A entidade denunciou que a medida tem "o objetivo de suprimir a verdade e ocultar os crimes cometidos contra todos os componentes da vida", e que o impedimento à entrada da imprensa estrangeira no enclave "pelo terceiro ano consecutivo constitui um crime contra a liberdade de opinião e expressão e viola o direito da opinião pública internacional à informação".
"É mais uma prova de que essa entidade está longe da democracia", diz o comunicado, acrescentando que Israel "teme a verdade e procura eliminar suas testemunhas entre os jornalistas e ocultar sua presença na mídia".
O escritório também fez um apelo à comunidade internacional e "às suas organizações dedicadas à liberdade de opinião e expressão e à proteção da imprensa, que não conseguiram tomar uma posição efetiva e prática diante desse crime contínuo".
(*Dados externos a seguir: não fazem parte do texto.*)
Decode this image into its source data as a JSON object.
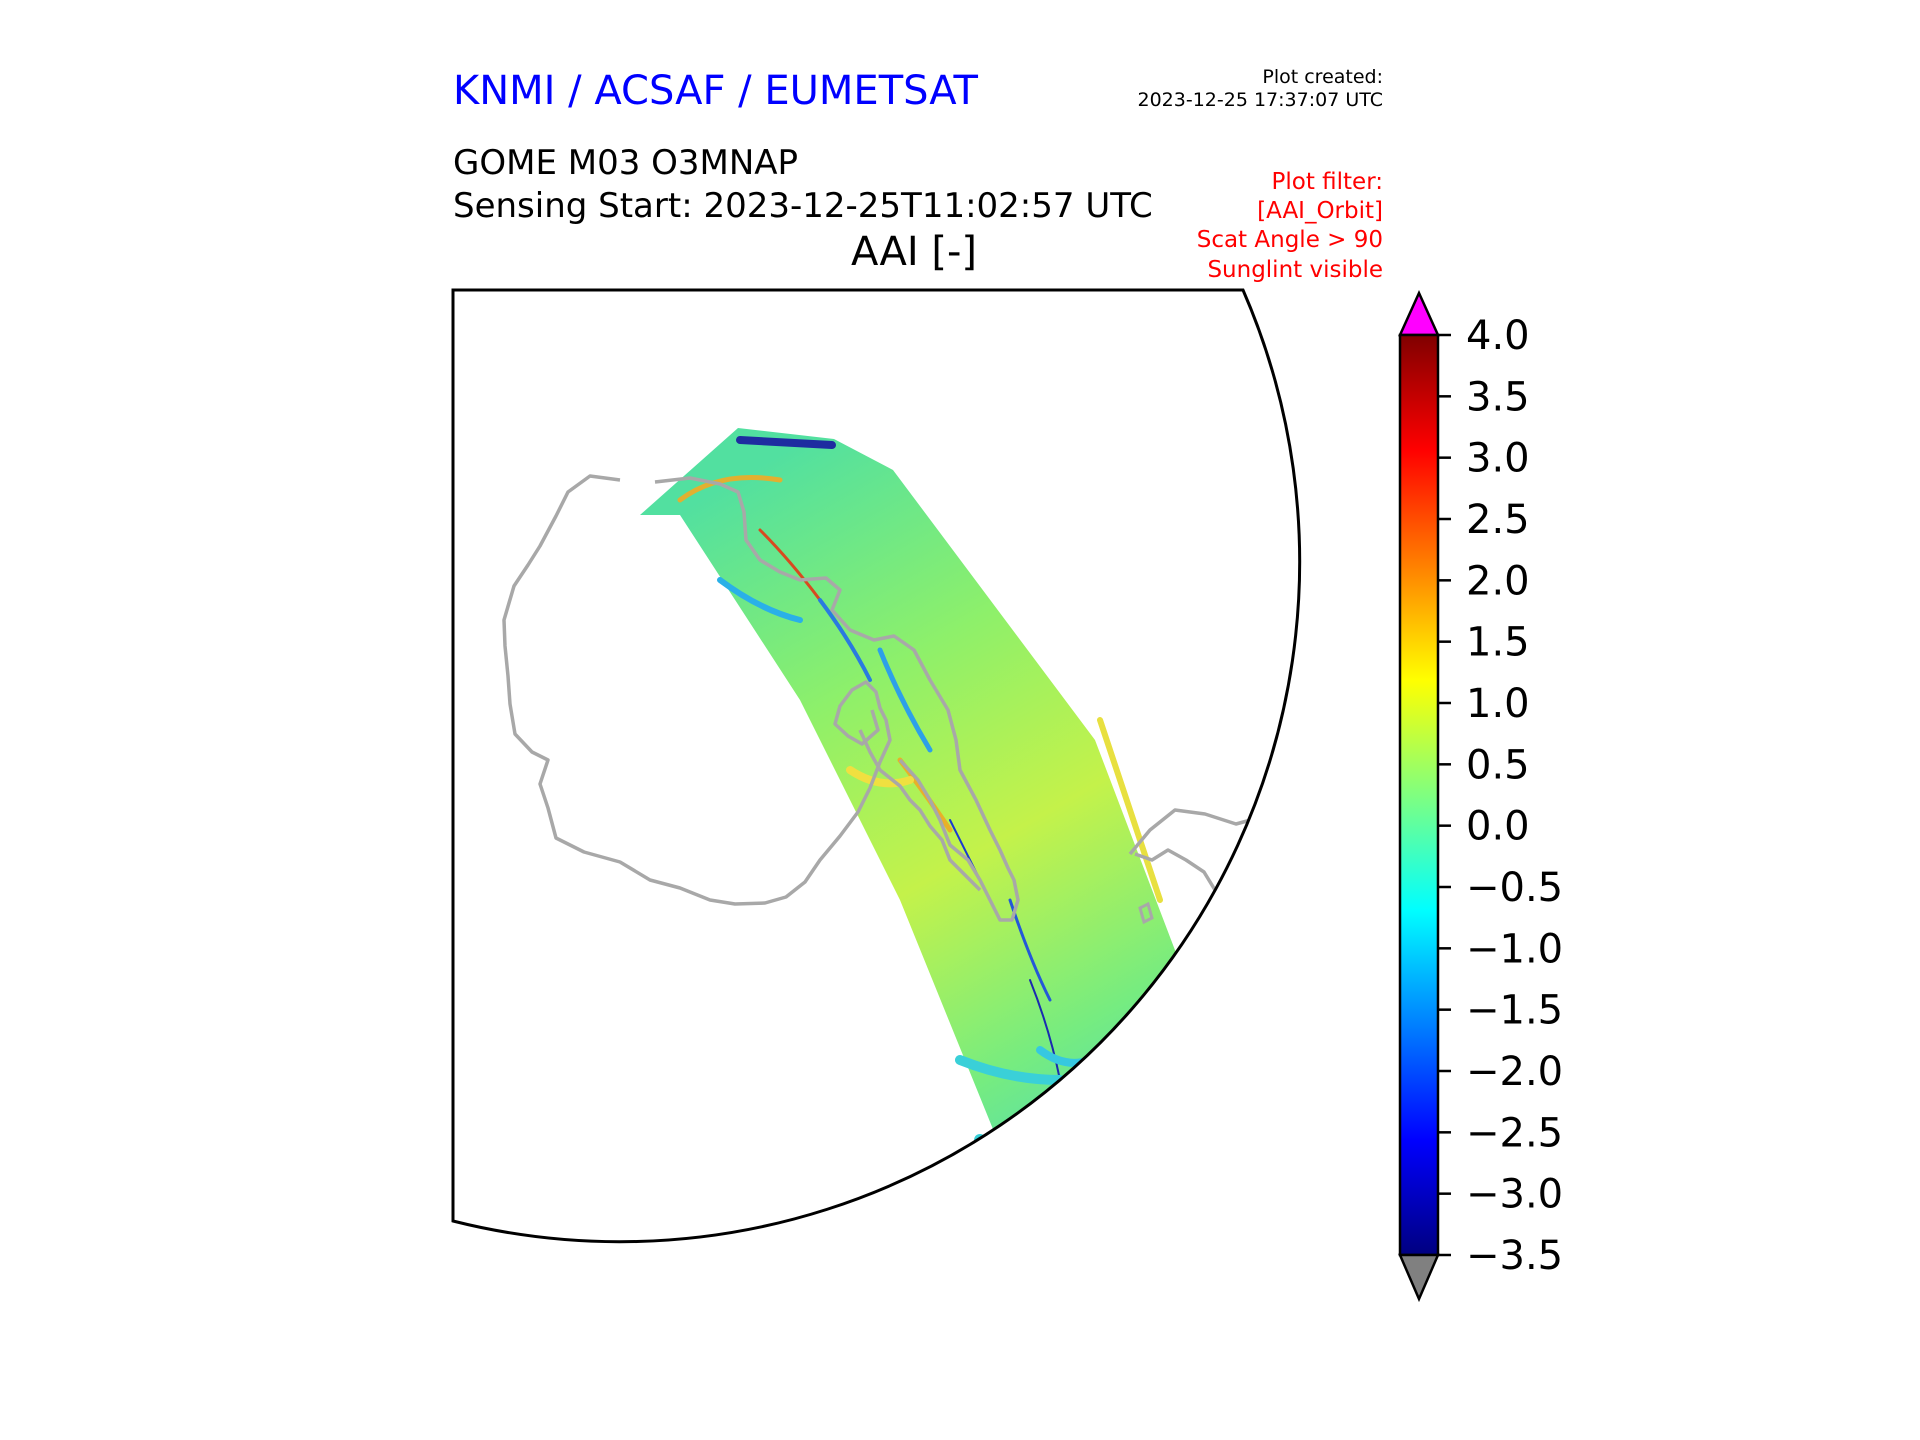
{
  "header": {
    "agency": "KNMI / ACSAF / EUMETSAT",
    "plot_created_label": "Plot created:",
    "plot_created_value": "2023-12-25 17:37:07 UTC",
    "product": "GOME M03 O3MNAP",
    "sensing_start": "Sensing Start: 2023-12-25T11:02:57 UTC",
    "variable": "AAI [-]"
  },
  "filter": {
    "lines": [
      "Plot filter:",
      "[AAI_Orbit]",
      "Scat Angle > 90",
      "Sunglint visible"
    ]
  },
  "colors": {
    "agency_text": "#0000ff",
    "filter_text": "#ff0000",
    "coastline": "#a8a8a8",
    "over_color": "#ff00ff",
    "under_color": "#808080",
    "colormap": "jet"
  },
  "colorbar": {
    "min": -3.5,
    "max": 4.0,
    "ticks": [
      "4.0",
      "3.5",
      "3.0",
      "2.5",
      "2.0",
      "1.5",
      "1.0",
      "0.5",
      "0.0",
      "−0.5",
      "−1.0",
      "−1.5",
      "−2.0",
      "−2.5",
      "−3.0",
      "−3.5"
    ],
    "extend": "both"
  }
}
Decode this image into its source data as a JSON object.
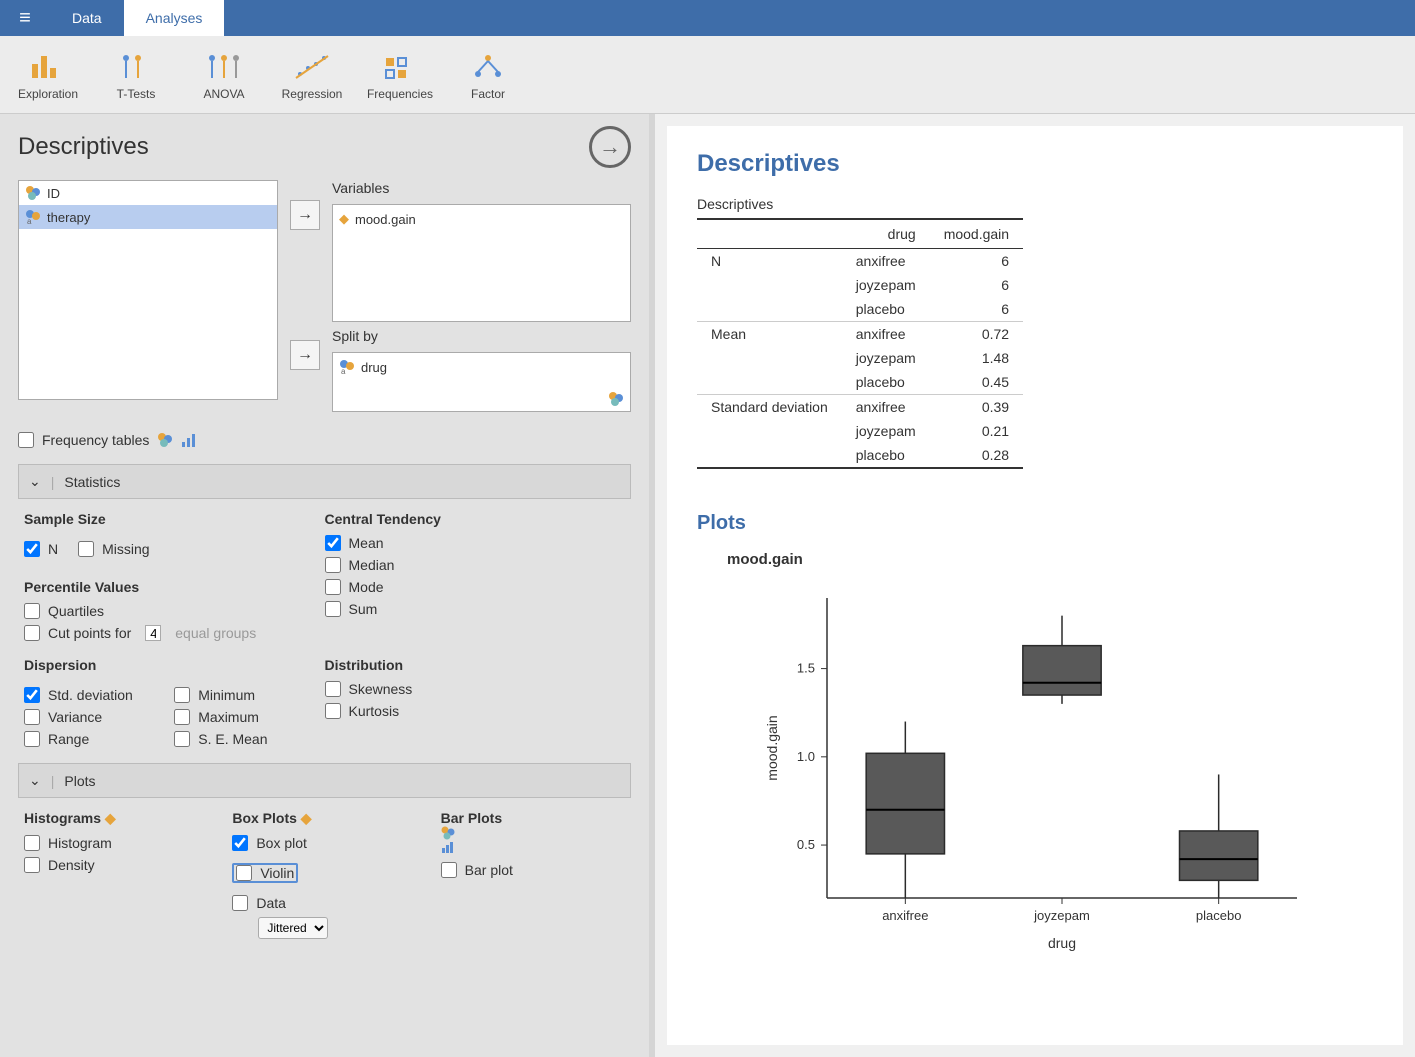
{
  "tabs": {
    "data": "Data",
    "analyses": "Analyses",
    "active": "analyses"
  },
  "ribbon": [
    {
      "id": "exploration",
      "label": "Exploration"
    },
    {
      "id": "ttests",
      "label": "T-Tests"
    },
    {
      "id": "anova",
      "label": "ANOVA"
    },
    {
      "id": "regression",
      "label": "Regression"
    },
    {
      "id": "frequencies",
      "label": "Frequencies"
    },
    {
      "id": "factor",
      "label": "Factor"
    }
  ],
  "panel": {
    "title": "Descriptives",
    "available": [
      {
        "name": "ID",
        "icon": "nominal",
        "selected": false
      },
      {
        "name": "therapy",
        "icon": "nominal-text",
        "selected": true
      }
    ],
    "variables_label": "Variables",
    "variables": [
      {
        "name": "mood.gain",
        "icon": "continuous"
      }
    ],
    "splitby_label": "Split by",
    "splitby": [
      {
        "name": "drug",
        "icon": "nominal-text"
      }
    ],
    "freq_tables_label": "Frequency tables",
    "statistics_label": "Statistics",
    "plots_label": "Plots",
    "sample_size": {
      "title": "Sample Size",
      "n": "N",
      "n_checked": true,
      "missing": "Missing",
      "missing_checked": false
    },
    "percentile": {
      "title": "Percentile Values",
      "quartiles": "Quartiles",
      "quartiles_checked": false,
      "cutpoints_pre": "Cut points for",
      "cutpoints_value": "4",
      "cutpoints_post": "equal groups",
      "cutpoints_checked": false
    },
    "central": {
      "title": "Central Tendency",
      "mean": "Mean",
      "mean_checked": true,
      "median": "Median",
      "median_checked": false,
      "mode": "Mode",
      "mode_checked": false,
      "sum": "Sum",
      "sum_checked": false
    },
    "dispersion": {
      "title": "Dispersion",
      "std": "Std. deviation",
      "std_checked": true,
      "variance": "Variance",
      "variance_checked": false,
      "range": "Range",
      "range_checked": false,
      "min": "Minimum",
      "min_checked": false,
      "max": "Maximum",
      "max_checked": false,
      "se": "S. E. Mean",
      "se_checked": false
    },
    "distribution": {
      "title": "Distribution",
      "skewness": "Skewness",
      "skewness_checked": false,
      "kurtosis": "Kurtosis",
      "kurtosis_checked": false
    },
    "plot_groups": {
      "hist": {
        "title": "Histograms",
        "hist": "Histogram",
        "hist_checked": false,
        "density": "Density",
        "density_checked": false
      },
      "box": {
        "title": "Box Plots",
        "box": "Box plot",
        "box_checked": true,
        "violin": "Violin",
        "violin_checked": false,
        "data": "Data",
        "data_checked": false,
        "jitter_label": "Jittered"
      },
      "bar": {
        "title": "Bar Plots",
        "bar": "Bar plot",
        "bar_checked": false
      }
    }
  },
  "results": {
    "title": "Descriptives",
    "table_title": "Descriptives",
    "columns": [
      "",
      "drug",
      "mood.gain"
    ],
    "rows": [
      {
        "stat": "N",
        "levels": [
          [
            "anxifree",
            "6"
          ],
          [
            "joyzepam",
            "6"
          ],
          [
            "placebo",
            "6"
          ]
        ]
      },
      {
        "stat": "Mean",
        "levels": [
          [
            "anxifree",
            "0.72"
          ],
          [
            "joyzepam",
            "1.48"
          ],
          [
            "placebo",
            "0.45"
          ]
        ]
      },
      {
        "stat": "Standard deviation",
        "levels": [
          [
            "anxifree",
            "0.39"
          ],
          [
            "joyzepam",
            "0.21"
          ],
          [
            "placebo",
            "0.28"
          ]
        ]
      }
    ],
    "plots_title": "Plots",
    "plot_var": "mood.gain",
    "boxplot": {
      "ylabel": "mood.gain",
      "xlabel": "drug",
      "ylim": [
        0.2,
        1.9
      ],
      "yticks": [
        {
          "v": 0.5,
          "l": "0.5"
        },
        {
          "v": 1.0,
          "l": "1.0"
        },
        {
          "v": 1.5,
          "l": "1.5"
        }
      ],
      "categories": [
        "anxifree",
        "joyzepam",
        "placebo"
      ],
      "boxes": [
        {
          "min": 0.2,
          "q1": 0.45,
          "median": 0.7,
          "q3": 1.02,
          "max": 1.2
        },
        {
          "min": 1.3,
          "q1": 1.35,
          "median": 1.42,
          "q3": 1.63,
          "max": 1.8
        },
        {
          "min": 0.2,
          "q1": 0.3,
          "median": 0.42,
          "q3": 0.58,
          "max": 0.9
        }
      ],
      "box_fill": "#595959",
      "box_stroke": "#2b2b2b",
      "bg": "#ffffff",
      "axis_color": "#333333",
      "text_color": "#333333"
    }
  },
  "colors": {
    "brand": "#3e6da9",
    "accent": "#e6a43c"
  }
}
"Pedimos que a Federação Internacional de Jornalistas, as organizações de direitos humanos e o Relator Especial da ONU sobre liberdade de opinião e expressão pressionem a ocupação e seus apoiadores e tomem uma posição prática contra esse comportamento humilhante da ocupação, que viola suas regras e estatutos", pediu.
A Suprema Corte de Israel concedeu ao governo mais 30 dias para decidir se permitirá ou não a entrada de jornalistas estrangeiros na Faixa de Gaza, citando novas "circunstâncias" após o acordo de cessar-fogo que "exigem uma análise minuciosa". Enquanto isso, a organização expressou sua "decepção" com a decisão do tribunal e pediu que o tribunal "cumpra" os 30 dias dados ao governo e "não aceite nenhuma outra prorrogação" além dessa data, acusando-o de "táticas de protelação".